屋久の誰そ彼
吾輩は地球外生命体である。名などあろうはずもない。
などと、地球という名の星に、過去、存在した文豪が書いた書籍の出だしを真似てみても面白くも何ともない。むしろ吾輩としては似せてしまった事に不快感さえ感じる。何故ならば吾輩は紛う事なき地球外生命体なのであるから……。
◇
吾輩が生きる屋久島での、ある日の出来事である。
吾輩の前で暑さを避けて男女二人が会話を始めた。
彼らは幼なじみというヤツなのだろう。互いが互いを好いているにも関わらず、それまでの関係を壊すのを恐れて気持ちを、いまだ伝えられていない。そうだな。吾輩は、この二人をずっと見守ってきた。彼らは吾輩を含めて吾輩の前で会話をする事が暗黙の了解であったからこそ。ゆえに長い時間をかけて気持ちを伝えられていないとも理解した。無論、手助けなどする気はない。いや、たとえ手を差し伸べようとも彼らには無視されるだろう。

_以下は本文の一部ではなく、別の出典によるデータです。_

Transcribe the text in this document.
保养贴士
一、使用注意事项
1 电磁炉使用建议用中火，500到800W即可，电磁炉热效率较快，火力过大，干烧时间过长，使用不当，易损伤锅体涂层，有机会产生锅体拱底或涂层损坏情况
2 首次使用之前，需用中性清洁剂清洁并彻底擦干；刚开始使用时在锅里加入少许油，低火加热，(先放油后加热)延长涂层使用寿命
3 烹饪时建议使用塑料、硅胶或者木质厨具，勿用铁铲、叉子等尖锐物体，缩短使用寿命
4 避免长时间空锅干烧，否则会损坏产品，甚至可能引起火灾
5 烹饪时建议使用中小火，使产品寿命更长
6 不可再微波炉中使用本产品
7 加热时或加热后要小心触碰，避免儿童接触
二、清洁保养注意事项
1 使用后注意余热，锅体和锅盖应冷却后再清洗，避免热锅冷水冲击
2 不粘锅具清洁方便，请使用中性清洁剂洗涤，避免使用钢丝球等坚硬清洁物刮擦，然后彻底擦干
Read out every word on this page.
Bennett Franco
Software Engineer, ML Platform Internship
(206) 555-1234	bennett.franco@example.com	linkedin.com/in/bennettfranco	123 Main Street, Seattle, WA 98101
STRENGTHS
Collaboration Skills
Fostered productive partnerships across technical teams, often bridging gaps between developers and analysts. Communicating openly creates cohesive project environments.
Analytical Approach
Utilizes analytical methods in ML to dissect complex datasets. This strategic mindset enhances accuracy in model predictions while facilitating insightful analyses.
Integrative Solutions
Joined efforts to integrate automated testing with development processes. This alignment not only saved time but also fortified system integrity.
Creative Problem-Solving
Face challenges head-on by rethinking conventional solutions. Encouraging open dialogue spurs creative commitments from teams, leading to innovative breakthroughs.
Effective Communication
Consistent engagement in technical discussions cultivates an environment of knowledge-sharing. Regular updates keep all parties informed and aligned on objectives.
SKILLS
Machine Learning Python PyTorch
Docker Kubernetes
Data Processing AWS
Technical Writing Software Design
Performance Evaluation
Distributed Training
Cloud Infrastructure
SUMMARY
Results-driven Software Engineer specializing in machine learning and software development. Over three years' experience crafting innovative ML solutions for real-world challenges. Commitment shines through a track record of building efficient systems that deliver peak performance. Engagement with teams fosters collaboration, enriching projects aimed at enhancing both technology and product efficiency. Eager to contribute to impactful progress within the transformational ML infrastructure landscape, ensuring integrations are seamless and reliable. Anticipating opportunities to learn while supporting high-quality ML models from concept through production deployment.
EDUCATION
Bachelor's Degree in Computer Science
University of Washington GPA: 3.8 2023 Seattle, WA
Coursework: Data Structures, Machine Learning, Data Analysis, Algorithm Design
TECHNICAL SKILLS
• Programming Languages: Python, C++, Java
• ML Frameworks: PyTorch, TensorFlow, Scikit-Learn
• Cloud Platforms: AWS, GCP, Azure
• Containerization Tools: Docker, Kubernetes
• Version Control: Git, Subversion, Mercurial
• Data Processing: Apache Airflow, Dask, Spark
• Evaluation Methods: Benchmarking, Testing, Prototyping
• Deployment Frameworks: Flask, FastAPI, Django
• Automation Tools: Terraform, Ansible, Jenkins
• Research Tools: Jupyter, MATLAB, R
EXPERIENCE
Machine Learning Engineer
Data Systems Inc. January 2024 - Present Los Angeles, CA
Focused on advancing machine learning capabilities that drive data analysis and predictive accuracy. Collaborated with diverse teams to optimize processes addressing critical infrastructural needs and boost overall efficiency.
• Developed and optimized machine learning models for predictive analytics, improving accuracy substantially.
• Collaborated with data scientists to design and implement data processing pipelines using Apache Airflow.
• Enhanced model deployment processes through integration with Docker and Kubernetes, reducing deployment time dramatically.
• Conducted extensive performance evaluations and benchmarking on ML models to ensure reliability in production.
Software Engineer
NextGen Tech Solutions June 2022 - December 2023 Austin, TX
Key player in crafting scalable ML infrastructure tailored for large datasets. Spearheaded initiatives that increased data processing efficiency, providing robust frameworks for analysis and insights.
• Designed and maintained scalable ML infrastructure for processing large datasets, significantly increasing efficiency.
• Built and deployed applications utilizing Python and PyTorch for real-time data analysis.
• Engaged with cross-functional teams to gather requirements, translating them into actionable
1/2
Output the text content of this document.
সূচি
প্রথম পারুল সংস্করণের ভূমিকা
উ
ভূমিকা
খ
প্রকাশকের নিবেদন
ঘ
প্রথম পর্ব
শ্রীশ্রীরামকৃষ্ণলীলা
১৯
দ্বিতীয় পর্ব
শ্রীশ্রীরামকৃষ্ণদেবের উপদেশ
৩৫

吾輩が自分を地球外生命体であると知っている存在だからこそ。
「気づいちゃったの。あたしは地球外生命体だった時が在るって」
まあ、なんというか、失礼を承知で言ってしまえば、彼女ならばでの言いそうな事ではある。彼女は、いわゆる不思議ちゃんと呼ばれる女子で特にオカルト関連の話題を好む。であるならば自分が地球外生命体だった時が在るのだと言い出しても、それこそ不思議でもなんでもない。彼らの中での日常。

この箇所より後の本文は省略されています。